17 de ago de 2010

Por que o Rio Grande do Sul é assim - IV


A construção da hegemonia castilhista.

Para entender a vanguarda positivista-castilhista militante do Partido Republicano Rio-grandense (PRR), mas sobretudo compreender aquilo que Nabuco (antes de Lênin) sintetizou como o “espírito revolucionário” de uma dada conjuntura ímpar, original e irrepetível, vamos ver o que Florestan Fernandes considera como elementos que não podem faltar no momento do salto revolucionário (e isto vale tanto para o processo burguês, que estamos
comentando, quanto para um processo pós-burguês, do qual estamos muito longe, pelo menos com o lulismo no poder e a autodesconstituição petista).

“Em primeiro lugar – anota Florestan –, é preciso que existam certas categorias de homens, capazes de atuar socialmente na mesma direção, com dada intensidade, e com relativa persistência. Em segundo, lugar, é preciso que essas categorias de homens disponham de um mínimo de consciência social, de capacidade de ação conjugada e solidária, e de inconformismo em face do status quo, para poderem lidar, coletivamente, com meios e fins como parte de
processos de reconstrução social. Estes impõem, desejem-no ou não os agentes humanos, um complicado amálgama entre interesses sociais imediatos (e por isso mais ou menos claros e impositivos), valores sociais latentes (e por isso imperativos, mas fluídos) e interesses remotos (e por isso essenciais, mas relativamente procrastináveis)” – conclui o sociólogo, na obra “A Revolução Burguesa no Brasil”.

Sem entrar no mérito do ideário positivista-comtiano, que sempre orientou – qual doutrina – Julio de Castilhos e seus companheiros, há que se concordar que a vontade política daquela vanguarda obedecia às exigências de todo o genuíno processo revolucionário que se preze.

O Rio Grande do Sul vivia a crise terminal do modelo escravagista agroexportador, crise de mão-de-obra escrava (os cafeicultores paulistas vinham inflacionando o preço unitário da força-escrava pelo menos desde a proibição do tráfico, meados do século 19), aumento da divisão social do trabalho, assalariamento progressivo, novos agentes econômicos mais dinâmicos
advindos das comunidades imigrantes (onde, por determinação de Pedro 2º , era proibido trabalho escravo), etc. Ora, se de um lado havia uma crise estrutural do sistema dominante, de outro, florescia uma sociedade baseada em novos valores sociais e culturais.
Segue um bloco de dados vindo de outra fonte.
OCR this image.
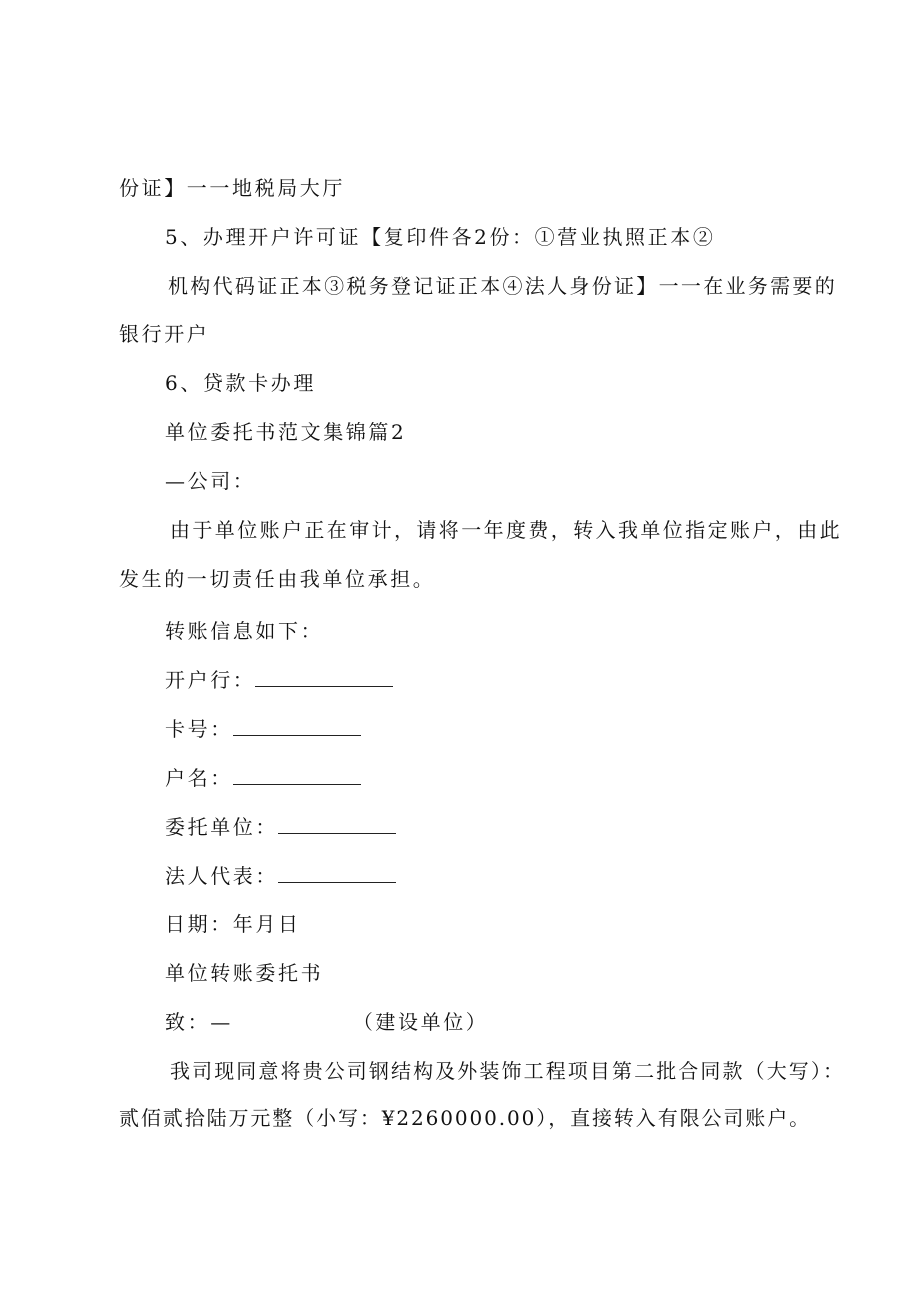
份证】一一地税局大厅
5、办理开户许可证【复印件各2份：①营业执照正本②
机构代码证正本③税务登记证正本④法人身份证】一一在业务需要的
银行开户
6、贷款卡办理
单位委托书范文集锦篇2
—公司：
由于单位账户正在审计，请将一年度费，转入我单位指定账户，由此
发生的一切责任由我单位承担。
转账信息如下：
开户行：
卡号：
户名：
委托单位：
法人代表：
日期：年月日
单位转账委托书
致：—	（建设单位）
我司现同意将贵公司钢结构及外装饰工程项目第二批合同款（大写）：
贰佰贰拾陆万元整（小写：¥2260000.00），直接转入有限公司账户。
O PRR sentiu, então, a janela de tempo que se descortinava no horizonte histórico do Estado, percebeu politicamente a contradição insanável entre uma ruptura da homogeneidade da aristocracia agrária simultaneamente ao aparecimento de novos tipos de atores sociais e econômicos. O processo revolucionário, portanto, era irrenunciável, inadiável.

Se a conjuntura histórica por si só quase conspirava para o desfecho de síntese, havia ainda três grandes tarefas instrumentais a realizar: 1) fixar um marco jurídico-constitucional para a nova ordem, depois consubstanciado na Constituição autoritária de 1891; 2) uma imprensa partidária aberta à população, consubstanciado no combativo jornal republicano “A Federação” e
inúmeros outros pequenos órgãos regionais de grande influência política; 3) uma força militar que sustentasse a nova ordem, consubstanciada na Brigada Militar como força pública estatal e a arregimentação de militantes do PRR como corpos provisórios militarizados para intervenção nos conflitos comuns no período, pelo menos até 1924 (os intendentes municipais funcionavam como
chefes políticos e militares).

Adiante veremos cada uma destas estratégias políticas que garantiram a hegemonia da ordem castilhista por quase 40 anos no Rio Grande do Sul.

Foto: detalhe do monumento de simbologia positivista em homenagem a Julio de Castilhos, que
está defronte ao Palácio Piratini, sede do Poder Executivo do Estado do Rio Grande do Sul, em
Porto Alegre. Obra do conhecido escultor Décio Vilares (1851-1931).